Question

Find the temperature at which volume and pressure of $28g$ nitrogen gas becomes $10d{m^3}$ and $2.46atm$ respectively.
A.$1200K$
B.$600K$
C.$300K$
D.$900K$

Answer 1

Hint: The relation between the temperature, pressure and volume of a gas is given by the formula,
$PV = nRT$
This equation is the ideal gas equation.
The units of pressure, volume and temperature considered in the above equation are $atm$, $L$ and $K$ respectively. So, the corresponding unit of R is $Latm{K^{ - 1}}mo{l^{ - 1}}$.

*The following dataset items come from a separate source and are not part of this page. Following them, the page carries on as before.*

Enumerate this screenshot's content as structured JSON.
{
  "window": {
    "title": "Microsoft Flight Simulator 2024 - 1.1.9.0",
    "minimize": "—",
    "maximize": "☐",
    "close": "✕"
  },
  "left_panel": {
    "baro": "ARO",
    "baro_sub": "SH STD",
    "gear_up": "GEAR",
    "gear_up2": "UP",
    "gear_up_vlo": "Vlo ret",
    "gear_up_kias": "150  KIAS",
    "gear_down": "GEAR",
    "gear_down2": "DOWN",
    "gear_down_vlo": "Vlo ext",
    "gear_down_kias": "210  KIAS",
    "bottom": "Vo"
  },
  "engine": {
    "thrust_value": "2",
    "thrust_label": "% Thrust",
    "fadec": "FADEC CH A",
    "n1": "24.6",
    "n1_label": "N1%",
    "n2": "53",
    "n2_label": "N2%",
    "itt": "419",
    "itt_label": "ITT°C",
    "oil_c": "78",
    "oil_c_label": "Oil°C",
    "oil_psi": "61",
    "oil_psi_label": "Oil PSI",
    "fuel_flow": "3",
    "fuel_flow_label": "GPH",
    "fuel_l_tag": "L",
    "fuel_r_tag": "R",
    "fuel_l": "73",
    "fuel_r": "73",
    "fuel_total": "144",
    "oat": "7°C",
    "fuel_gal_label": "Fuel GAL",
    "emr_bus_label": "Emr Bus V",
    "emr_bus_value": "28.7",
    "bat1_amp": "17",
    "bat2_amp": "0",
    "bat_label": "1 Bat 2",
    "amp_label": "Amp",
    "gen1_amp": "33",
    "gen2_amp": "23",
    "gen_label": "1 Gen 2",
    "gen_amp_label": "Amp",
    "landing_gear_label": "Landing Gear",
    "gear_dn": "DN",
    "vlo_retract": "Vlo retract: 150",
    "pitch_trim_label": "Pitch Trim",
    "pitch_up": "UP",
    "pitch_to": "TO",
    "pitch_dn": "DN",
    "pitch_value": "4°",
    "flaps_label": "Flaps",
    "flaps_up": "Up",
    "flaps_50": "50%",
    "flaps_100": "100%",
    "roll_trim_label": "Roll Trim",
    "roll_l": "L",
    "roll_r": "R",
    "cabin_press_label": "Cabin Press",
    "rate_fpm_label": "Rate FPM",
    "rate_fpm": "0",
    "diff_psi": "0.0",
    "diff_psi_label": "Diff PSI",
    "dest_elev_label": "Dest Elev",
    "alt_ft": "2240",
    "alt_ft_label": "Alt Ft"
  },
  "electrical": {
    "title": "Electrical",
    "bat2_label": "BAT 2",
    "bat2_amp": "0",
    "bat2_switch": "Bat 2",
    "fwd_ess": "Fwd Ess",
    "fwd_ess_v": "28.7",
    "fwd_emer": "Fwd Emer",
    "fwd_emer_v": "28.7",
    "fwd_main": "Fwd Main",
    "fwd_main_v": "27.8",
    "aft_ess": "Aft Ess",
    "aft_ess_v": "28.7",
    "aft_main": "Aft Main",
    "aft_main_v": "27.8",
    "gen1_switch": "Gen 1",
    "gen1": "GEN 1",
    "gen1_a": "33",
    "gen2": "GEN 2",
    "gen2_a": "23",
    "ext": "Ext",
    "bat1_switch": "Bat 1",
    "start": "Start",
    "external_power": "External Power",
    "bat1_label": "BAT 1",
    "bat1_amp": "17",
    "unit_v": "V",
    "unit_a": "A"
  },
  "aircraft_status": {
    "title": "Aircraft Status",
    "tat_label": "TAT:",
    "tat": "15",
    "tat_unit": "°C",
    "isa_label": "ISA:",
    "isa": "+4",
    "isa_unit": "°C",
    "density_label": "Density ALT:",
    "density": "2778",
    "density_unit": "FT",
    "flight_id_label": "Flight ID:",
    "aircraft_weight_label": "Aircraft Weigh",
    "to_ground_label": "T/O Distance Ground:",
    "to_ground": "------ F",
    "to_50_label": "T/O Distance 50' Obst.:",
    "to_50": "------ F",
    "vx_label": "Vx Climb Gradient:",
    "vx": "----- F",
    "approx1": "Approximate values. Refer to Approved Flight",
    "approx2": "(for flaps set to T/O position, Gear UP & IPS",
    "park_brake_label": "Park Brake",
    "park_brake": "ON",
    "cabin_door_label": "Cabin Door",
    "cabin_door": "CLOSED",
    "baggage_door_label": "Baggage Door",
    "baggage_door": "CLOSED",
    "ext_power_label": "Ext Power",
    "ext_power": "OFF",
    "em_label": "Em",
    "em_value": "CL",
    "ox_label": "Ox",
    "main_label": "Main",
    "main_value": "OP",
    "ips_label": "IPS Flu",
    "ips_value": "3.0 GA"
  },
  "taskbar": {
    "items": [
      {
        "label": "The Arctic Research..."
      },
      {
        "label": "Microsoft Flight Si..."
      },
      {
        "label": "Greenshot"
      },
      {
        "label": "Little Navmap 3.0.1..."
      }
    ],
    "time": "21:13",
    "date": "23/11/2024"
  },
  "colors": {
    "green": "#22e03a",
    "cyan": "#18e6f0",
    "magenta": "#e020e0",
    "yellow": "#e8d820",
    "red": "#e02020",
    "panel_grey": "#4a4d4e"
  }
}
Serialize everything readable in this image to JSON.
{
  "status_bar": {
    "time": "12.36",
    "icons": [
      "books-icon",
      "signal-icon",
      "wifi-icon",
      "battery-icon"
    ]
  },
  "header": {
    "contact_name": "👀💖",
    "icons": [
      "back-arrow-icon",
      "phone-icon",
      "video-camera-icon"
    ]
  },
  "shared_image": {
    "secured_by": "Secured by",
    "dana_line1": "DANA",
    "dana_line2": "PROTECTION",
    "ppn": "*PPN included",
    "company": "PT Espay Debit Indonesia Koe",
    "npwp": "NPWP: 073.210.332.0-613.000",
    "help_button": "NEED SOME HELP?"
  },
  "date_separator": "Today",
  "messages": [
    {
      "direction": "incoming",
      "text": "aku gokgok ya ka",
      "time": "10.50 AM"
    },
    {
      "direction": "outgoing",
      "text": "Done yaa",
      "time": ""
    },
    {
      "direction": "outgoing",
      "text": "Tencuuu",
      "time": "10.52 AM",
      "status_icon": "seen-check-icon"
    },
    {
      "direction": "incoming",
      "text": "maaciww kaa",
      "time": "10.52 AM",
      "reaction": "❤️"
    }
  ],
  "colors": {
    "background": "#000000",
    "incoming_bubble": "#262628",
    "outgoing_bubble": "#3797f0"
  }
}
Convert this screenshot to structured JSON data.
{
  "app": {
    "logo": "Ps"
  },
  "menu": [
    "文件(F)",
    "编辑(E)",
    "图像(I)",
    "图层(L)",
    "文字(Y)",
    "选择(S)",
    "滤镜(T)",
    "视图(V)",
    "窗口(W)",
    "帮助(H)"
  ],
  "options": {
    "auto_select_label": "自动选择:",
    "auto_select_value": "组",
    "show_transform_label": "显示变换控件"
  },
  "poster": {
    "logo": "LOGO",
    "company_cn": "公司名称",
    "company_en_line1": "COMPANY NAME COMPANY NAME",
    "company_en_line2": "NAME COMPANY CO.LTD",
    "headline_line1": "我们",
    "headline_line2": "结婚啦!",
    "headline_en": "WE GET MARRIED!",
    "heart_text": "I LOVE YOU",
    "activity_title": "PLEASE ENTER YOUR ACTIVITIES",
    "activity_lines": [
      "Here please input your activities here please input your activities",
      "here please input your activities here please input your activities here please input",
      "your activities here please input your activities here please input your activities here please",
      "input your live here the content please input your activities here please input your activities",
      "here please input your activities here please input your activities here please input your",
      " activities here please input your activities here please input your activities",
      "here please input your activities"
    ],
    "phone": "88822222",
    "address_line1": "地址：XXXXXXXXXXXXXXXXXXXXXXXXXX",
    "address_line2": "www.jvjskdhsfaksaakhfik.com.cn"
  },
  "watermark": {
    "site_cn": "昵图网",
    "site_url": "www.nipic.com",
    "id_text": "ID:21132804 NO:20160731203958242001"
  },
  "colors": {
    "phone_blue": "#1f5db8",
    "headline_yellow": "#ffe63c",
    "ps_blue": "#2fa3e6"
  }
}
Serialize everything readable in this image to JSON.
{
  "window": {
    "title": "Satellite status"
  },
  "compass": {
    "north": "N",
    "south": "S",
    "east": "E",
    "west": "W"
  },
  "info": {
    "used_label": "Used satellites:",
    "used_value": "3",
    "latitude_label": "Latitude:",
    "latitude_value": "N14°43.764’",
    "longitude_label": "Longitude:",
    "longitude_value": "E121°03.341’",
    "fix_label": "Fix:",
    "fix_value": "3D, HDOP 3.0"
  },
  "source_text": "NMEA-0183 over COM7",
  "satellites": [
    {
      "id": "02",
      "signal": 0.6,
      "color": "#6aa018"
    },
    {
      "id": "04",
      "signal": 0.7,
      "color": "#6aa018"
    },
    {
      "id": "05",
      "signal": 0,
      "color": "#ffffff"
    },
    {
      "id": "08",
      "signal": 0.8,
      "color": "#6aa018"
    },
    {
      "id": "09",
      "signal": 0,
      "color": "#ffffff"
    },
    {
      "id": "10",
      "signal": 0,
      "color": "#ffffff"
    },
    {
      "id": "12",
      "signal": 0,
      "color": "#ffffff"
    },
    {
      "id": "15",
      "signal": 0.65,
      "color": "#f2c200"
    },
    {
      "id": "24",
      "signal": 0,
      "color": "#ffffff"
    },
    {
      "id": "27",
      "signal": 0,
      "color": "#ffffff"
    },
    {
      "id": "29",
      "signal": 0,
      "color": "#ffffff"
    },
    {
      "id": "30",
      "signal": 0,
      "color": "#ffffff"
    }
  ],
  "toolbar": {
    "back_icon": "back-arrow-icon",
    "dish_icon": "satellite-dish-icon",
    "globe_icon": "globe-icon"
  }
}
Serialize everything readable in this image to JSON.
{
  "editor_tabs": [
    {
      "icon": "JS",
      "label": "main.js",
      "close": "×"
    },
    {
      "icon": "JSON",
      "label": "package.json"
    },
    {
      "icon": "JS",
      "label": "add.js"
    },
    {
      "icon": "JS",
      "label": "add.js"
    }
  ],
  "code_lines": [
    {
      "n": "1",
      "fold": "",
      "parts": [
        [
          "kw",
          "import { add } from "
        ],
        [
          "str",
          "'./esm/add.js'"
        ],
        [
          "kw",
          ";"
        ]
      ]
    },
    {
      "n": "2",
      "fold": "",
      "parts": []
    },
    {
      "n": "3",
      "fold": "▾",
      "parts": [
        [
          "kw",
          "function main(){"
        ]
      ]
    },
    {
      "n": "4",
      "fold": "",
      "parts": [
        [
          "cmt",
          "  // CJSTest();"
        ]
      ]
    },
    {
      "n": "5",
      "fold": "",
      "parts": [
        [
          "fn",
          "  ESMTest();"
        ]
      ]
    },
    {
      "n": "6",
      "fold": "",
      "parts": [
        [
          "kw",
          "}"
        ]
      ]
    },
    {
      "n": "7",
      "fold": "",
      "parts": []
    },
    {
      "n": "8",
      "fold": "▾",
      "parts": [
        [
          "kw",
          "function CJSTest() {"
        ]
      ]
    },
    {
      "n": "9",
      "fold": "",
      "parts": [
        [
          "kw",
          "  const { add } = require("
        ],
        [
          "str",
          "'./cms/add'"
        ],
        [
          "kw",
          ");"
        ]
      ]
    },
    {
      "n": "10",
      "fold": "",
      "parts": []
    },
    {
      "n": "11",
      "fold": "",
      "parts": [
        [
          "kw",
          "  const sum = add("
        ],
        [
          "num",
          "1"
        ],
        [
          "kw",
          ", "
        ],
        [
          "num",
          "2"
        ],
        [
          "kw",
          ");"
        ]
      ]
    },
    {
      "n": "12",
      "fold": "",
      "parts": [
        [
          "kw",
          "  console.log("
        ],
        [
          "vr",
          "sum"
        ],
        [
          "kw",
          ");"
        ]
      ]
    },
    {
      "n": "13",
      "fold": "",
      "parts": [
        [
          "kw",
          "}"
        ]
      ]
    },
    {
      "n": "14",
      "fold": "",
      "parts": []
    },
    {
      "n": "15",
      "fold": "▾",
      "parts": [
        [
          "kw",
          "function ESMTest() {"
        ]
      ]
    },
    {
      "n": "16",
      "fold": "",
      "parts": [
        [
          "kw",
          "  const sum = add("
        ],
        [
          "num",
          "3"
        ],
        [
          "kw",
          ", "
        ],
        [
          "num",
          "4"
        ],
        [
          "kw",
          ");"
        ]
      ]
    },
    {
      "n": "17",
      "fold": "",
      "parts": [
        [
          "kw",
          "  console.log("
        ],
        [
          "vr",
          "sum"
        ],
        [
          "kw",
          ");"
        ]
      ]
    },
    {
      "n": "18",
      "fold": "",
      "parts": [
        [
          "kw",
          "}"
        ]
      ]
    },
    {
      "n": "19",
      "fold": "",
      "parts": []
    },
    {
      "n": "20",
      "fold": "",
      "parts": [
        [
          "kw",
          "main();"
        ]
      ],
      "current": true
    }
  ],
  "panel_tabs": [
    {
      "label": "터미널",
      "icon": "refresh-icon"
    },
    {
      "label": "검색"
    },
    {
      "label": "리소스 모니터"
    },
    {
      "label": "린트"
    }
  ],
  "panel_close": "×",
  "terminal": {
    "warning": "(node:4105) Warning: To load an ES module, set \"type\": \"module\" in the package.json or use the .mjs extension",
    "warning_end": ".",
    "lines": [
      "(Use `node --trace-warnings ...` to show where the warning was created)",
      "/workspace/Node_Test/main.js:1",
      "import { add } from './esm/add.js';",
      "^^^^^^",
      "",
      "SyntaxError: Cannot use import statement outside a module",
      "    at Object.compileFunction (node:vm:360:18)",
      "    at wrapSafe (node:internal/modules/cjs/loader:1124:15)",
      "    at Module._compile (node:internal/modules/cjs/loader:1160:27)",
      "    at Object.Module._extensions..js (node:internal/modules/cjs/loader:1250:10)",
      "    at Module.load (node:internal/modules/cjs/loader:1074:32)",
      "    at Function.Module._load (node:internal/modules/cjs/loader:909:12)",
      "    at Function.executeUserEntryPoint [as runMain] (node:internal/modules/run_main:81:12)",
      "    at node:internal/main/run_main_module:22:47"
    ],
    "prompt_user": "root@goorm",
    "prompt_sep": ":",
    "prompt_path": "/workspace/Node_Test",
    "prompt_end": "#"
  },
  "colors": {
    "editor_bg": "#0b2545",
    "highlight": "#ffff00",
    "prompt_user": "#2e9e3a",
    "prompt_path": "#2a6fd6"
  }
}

Complete step by step answer:
Nitrogen gas exists as ${N_2}$. So, the molar mass of nitrogen gas is
$ = 2 \times 14g$
$ \Rightarrow 28g$
In the question, $28g$ nitrogen gas is present, therefore the number of moles of gas (n) present can be calculated by dividing the given mass of the gas by the molar mass of the gas.
So, $n = \dfrac{{28}}{{28}}$
$ \Rightarrow n = 1$ mole
Volume of the gas is given to be $10d{m^3}$. We will convert $d{m^3}$ into litre.
As, $1d{m^3} = 1L$
So, $10d{m^3} = 10L$
Pressure of the gas is $2.46atm$ and R is the universal gas constant whose value is $0.0821Latm{K^{ - 1}}mo{l^{ - 1}}$.
Putting these values in the ideal gas equation,
$PV = nRT$
$ \Rightarrow 2.46 \times 10 = 1 \times 0.0821 \times T$
$ \Rightarrow T = \dfrac{{2.46 \times 10}}{{0.0821}}K$
$ \Rightarrow T = 300K$

Thus, the answer is option C.

Note:
While considering the molar mass of the gas we should keep in mind the atomic state in which the gas exists, because gases like nitrogen, oxygen, etc. exist as diatomic gases (${N_2},{O_2}$); therefore, their diatomic masses should be considered while solving the question.
Also, the value of R is taken to be $0.0821Latm{K^{ - 1}}mo{l^{ - 1}}$ when the units of P and V are $atm$ and $L$ respectively. Whereas the value of R as $8.314J{K^{ - 1}}mo{l^{ - 1}}$ is taken when the units of P and V are $Pa$ and ${m^3}$ respectively.